The month of June holds global recognition as “Pride Month” and is a time for most celebrations of the LGBTQIA+ community. While Boston Pride draws attention during the second weekend of the month, Worcester chooses to postpone its celebration until the arrival of fall. Meanwhile, there will be a noticeable increase in queer-coded merchandise, events, and visibility of advocacy efforts during this month. I strongly encourage everyone to reflect on what it means to take pride in something and why this month holds significance for the LGBTQIA+ community.
The first Pride March was a NYC riot in response to a police raid of the Stonewall Inn on Christopher St the night of the last Saturday in June 1969; since then NYC holds its Pride celebration every last Sunday of June. The riot itself served as a resistance movement against the ongoing and systematic discrimination faced by the queer community, historically perpetuated through the abuse of power by law enforcement; exhausted by the disruption of their social and personal lives and the shame imposed upon them through arrests, closure of queer spaces, and outright police brutality, the queer community united. Marsha P. Johnson, a person assigned male at birth who defied gender expectations, is credited with initiating the riot by throwing the first brick. Her actions exemplify the bravery and fatigue experienced by the Black queer community, who strive for the right to live, pursue happiness, and freely express themselves.

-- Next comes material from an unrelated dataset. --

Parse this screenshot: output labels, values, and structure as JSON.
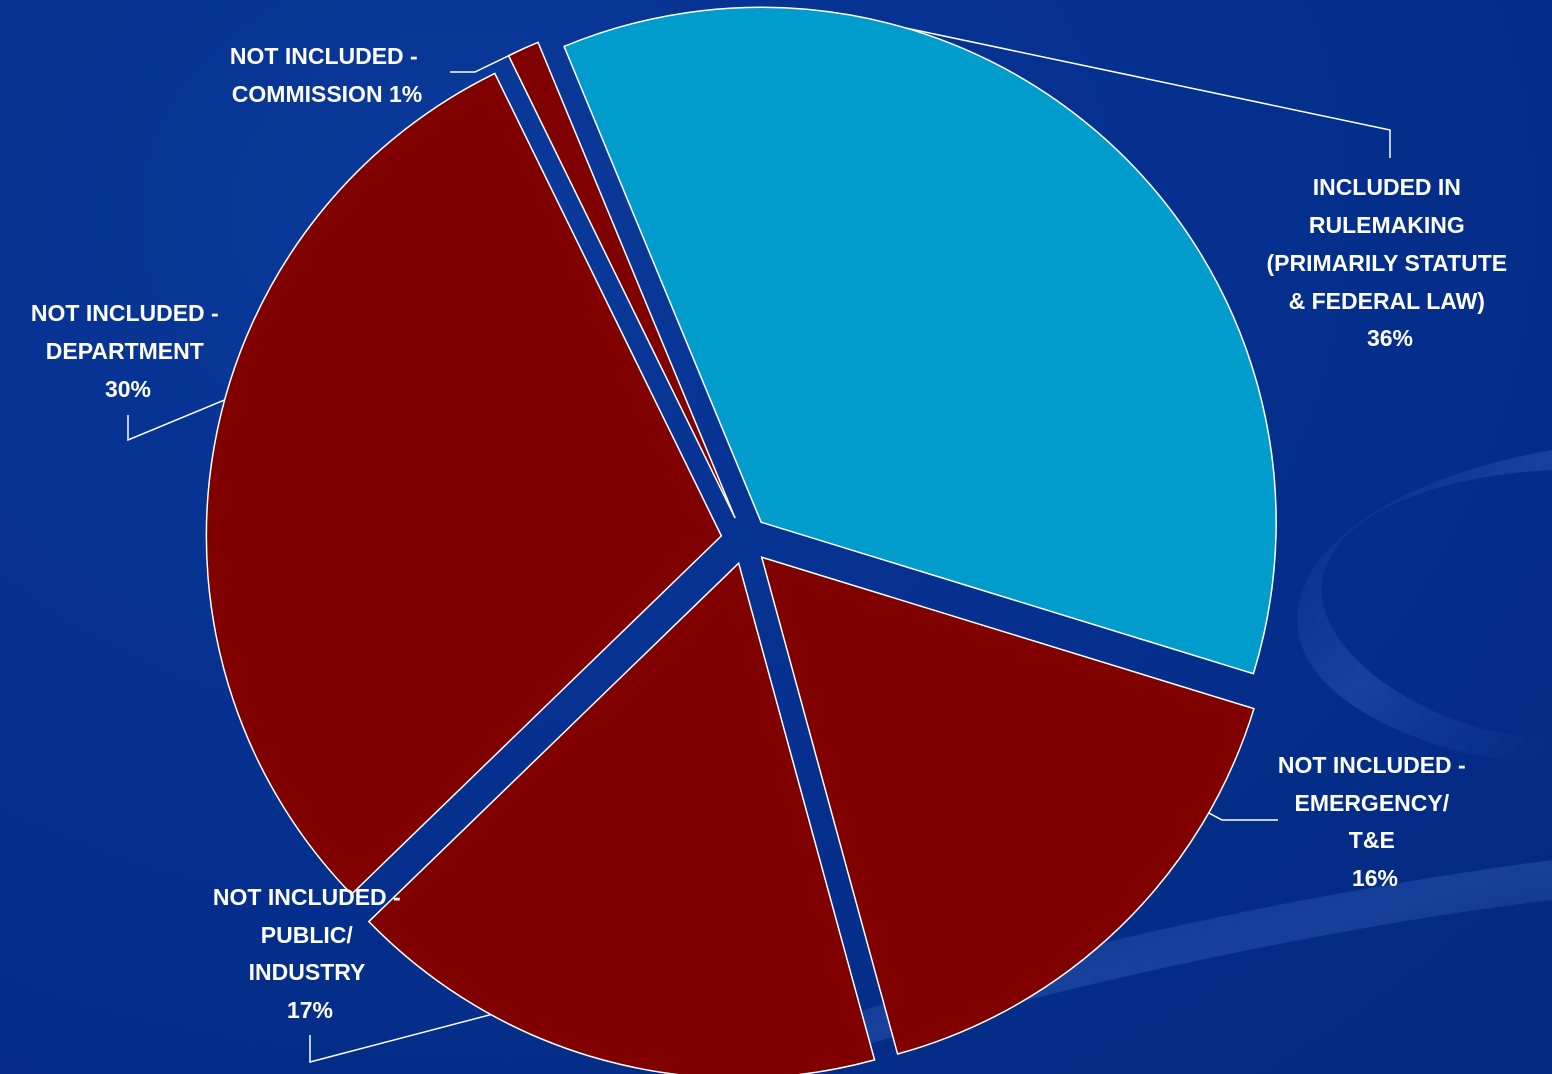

It is of utmost importance that the gay community remembers and honors the immense bravery of the transgender and gender-expansive community. They have been instrumental in achieving the rights and privileges we currently enjoy. Unfortunately, these rights are now under attack, particularly affecting transgender individuals who face heightened vulnerability in numerous states nationwide. In some states, it is becoming illegal to exist and express gender identities outside the binary. Floridian children are now at risk for removal from their home if their parents support them in any gender-fluid expression of self including the use of different pronouns or gender coded dress that matches binary cisgender norms for their sex assigned at birth. Dozens of other states are pushing for legislation that would punish gender expansive expression, traumatize children through unnecessary removal, or otherwise endorse a culture for which lynching of queer people may become common. Banning books and media with queer representation is a specific form of fascism that must be resisted and for anyone who is a resident of a state or municipality for which such legislation and efforts are developing I strongly encourage you to reach out to your local representatives and to advocate protection of trans youth.
Representation matters and is one of the two most important factors to reduce suicidal risk in queer youth, the other is having access to caretakers and trusted adults for which they are supported in navigating, exploring, and expressing their gender and identities in whatever way is authentic.
As the month unfolds, varying events and seasonal activities occur, and the flowers continue to brighten our day please remember that some of our most vulnerable may not survive the year in light of the fresh oppression and legalization of discrimination and hate that is developing in our nation. Consider donating to a local area advocacy league, pride community center, or the ACLU at the very least.
May you have a healing June during these oppressive times.